Die komplexen Art. 9 EuGüVO bzw. Art. 9 EuPartVO sind Ausdruck eines politischen Kompromisses[1] und der Rücksichtnahme gegenüber jenen Mitgliedsstaaten geschuldet, die das Institut der gleichgeschlechtlichen Ehe oder eingetragenen Partnerschaft nicht kennen. Keiner derjenigen Mitgliedsstaaten, deretwegen die Vorschrift erlassen wurde, hat sich bislang der EuGüVO bzw. EuPartVO angeschlossen.

Die Überschrift der Norm ist insoweit missverständlich, da die Normen keine echte alternative Zuständigkeit eröffnen, sondern eine verfahrensrechtliche Abkürzung.[2]

[1] Dutta/Weber/Mankowski, Die Europäischen Güterrechtsverordnungen, S. 32 Rn. 38.
[2] Dutta, FamRZ 2016, 1973 (1980).

4.6.1 Art. 9 Abs. 1 EuGüVO/EuPartVO

Stellt ein nach Art. 4, 6, 7 oder 8 EuGüVO bzw. Art. 4, 6, 7 oder 8 EuPartVO zuständiges Gericht fest, dass nach seinem Internationalen Privatrecht, die streitgegenständliche Ehe für die Zwecke eines Verfahrens über den ehelichen Güterstand nicht anerkannt wird oder das Rechtsinstitut der eingetragenen Partnerschaft nicht vorsieht, kann es sich nach Art. 9 Abs. 1 EuGüVO bzw. Art. 9 Abs. 1 EuPartVO für unzuständig erklären. Kein teilnehmender Mitgliedsstaat soll gezwungen sein, gleichgeschlechtliche Ehen anzuerkennen, sei es auch nur inzident als Vorfrage.[1]

Das Gericht hat bei Vorliegen der Voraussetzungen der Art. 9 EuGüVO bzw. Art. 9 EuPartVO ein Ermessen; es muss sich nicht für unzuständig erklären. Tut es dies doch, muss die Entscheidung unverzüglich getroffen werden, Art. 9 Abs. 1 EuGüVO bzw. Art. 9 Abs. 1 EuPartVO.

[1] Simotta (Fn. 15), 77 (112); Erbarth, NZFam 2018, 387 (390).
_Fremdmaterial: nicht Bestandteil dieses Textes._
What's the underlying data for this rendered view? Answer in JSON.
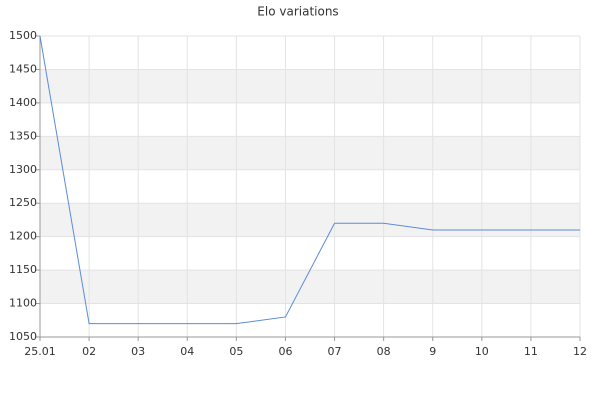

4.6.2 Auffangzuständigkeit, Art. 9 Abs. 2 EuGüVO/EuPartVO

Erklärt sich ein Gericht für unzuständig, können die Ehegatten/Partner stets eine Gerichtsstandsvereinbarung nach Art. 7 EuGüVO bzw. Art.7 EuPartVO schließen. Weiter können sie einen der in Art. 9 Abs. 2 EuGüVO bzw. Art. 9 Abs. 2 EuPartVO genannten Gerichtsstände auswählen.

4.6.3 Nichtanwendbarkeit

Nach Art. 9 Abs. 3 EuGüVO bzw. Art. 9 Abs. 3 EuPartVO findet die Vorschrift des Art. 9 dann keine Anwendung, wenn die Ehegatten eine Ehescheidung, eine Trennung ohne Auflösung des Ehebands oder eine Ungültigerklärung der Ehe bzw. die Partner eine Auflösung oder Ungültigerklärung der eingetragenen Partnerschaft erwirkt habe, die im Mitgliedsstaat des angerufenen Gerichts anerkannt wird.